Sergueï Lavrov: Je n'ignorerais pas certains conseils du Président biélorusse Alexandre Loukachenko. J'ai un grand bureau au travail. Quand quelqu'un vient me voir nous restons à une distance de deux mètres. Je me lave les mains plus souvent à présent. J'utilise également des désinfectants.
Question: Portez-vous un masque?
Sergueï Lavrov: Je ne porte pas de masque. Mais la plupart de ceux qui viennent me voir portent un masque. A présent nous organisons tous les jours des réunions régulières, qui étaient hebdomadaires.
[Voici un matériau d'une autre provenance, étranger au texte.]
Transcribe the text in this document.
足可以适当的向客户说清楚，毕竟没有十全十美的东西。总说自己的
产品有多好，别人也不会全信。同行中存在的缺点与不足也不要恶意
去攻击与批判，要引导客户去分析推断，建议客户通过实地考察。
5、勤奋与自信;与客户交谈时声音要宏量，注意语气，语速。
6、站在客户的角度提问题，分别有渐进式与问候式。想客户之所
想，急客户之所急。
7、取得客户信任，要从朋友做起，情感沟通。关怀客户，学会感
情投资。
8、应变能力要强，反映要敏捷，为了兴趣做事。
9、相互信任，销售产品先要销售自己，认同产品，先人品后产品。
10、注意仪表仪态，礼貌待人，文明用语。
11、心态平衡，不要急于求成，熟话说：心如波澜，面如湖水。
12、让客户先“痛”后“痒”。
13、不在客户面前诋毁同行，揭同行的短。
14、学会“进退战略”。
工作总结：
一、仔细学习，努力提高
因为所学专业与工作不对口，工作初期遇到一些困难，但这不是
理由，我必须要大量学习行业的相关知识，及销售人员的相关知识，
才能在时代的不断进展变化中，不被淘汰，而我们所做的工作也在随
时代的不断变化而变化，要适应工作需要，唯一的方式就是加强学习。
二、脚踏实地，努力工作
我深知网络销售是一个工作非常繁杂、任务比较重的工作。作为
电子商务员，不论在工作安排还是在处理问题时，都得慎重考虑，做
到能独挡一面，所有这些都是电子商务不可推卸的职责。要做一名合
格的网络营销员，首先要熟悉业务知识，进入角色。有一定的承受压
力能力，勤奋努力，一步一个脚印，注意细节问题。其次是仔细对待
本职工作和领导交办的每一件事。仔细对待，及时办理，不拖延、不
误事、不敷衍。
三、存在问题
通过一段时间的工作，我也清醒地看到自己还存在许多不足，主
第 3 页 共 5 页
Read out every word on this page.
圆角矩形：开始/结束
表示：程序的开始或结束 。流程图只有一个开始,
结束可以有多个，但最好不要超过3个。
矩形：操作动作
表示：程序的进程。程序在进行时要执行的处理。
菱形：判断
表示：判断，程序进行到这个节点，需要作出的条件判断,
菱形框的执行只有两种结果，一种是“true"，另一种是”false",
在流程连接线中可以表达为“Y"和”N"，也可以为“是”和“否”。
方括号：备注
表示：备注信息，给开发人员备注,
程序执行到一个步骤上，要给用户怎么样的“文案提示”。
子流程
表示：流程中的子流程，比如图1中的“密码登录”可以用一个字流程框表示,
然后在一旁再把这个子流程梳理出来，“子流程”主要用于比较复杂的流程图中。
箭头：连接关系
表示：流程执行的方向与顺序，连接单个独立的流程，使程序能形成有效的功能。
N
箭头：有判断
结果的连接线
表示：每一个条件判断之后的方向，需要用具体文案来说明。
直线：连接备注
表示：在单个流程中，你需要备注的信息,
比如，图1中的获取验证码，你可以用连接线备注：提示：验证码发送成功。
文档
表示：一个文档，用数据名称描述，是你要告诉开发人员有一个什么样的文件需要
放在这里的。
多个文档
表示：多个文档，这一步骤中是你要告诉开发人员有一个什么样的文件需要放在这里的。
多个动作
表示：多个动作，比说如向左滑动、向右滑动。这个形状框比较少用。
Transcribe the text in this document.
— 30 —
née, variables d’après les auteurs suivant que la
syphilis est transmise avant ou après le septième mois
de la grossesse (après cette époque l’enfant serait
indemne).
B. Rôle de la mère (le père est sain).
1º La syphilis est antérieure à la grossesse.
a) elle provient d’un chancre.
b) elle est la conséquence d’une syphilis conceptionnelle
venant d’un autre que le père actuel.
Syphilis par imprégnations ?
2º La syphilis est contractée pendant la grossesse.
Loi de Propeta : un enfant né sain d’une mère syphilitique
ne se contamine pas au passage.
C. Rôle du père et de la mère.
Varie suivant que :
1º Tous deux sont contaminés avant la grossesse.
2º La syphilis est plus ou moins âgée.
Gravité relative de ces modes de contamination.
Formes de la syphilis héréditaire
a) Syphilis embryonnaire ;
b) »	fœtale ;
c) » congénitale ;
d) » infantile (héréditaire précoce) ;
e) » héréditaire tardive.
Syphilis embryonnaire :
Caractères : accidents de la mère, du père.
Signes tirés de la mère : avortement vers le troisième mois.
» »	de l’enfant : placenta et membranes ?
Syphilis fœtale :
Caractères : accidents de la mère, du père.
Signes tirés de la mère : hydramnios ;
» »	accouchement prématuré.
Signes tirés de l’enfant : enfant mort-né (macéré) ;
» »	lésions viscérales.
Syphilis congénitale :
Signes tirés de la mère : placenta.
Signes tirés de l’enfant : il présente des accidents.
Elles ont été transférées de mon bureau dans la salle collégiale où il est possible d'être assis "en quinconce" en respectant la distance. Des postes de contrôle supplémentaires avec des désinfectants et des thermomètres ont été installés à l'entrée du Ministère des Affaires étrangères et à l'étage ministériel où se trouve cette salle. Rien d'extraordinaire, donc, à part les choses les plus simples et évidentes.
Question: Autrement dit, les hauts fonctionnaires comme vous ne sont pas protégés par des mesures spéciales?
Sergueï Lavrov: Bien évidemment, nous passons périodiquement des tests. Mes collaborateurs ont également passé ces tests. Je les passe peut-être plus souvent que les autres, je ne sais pas.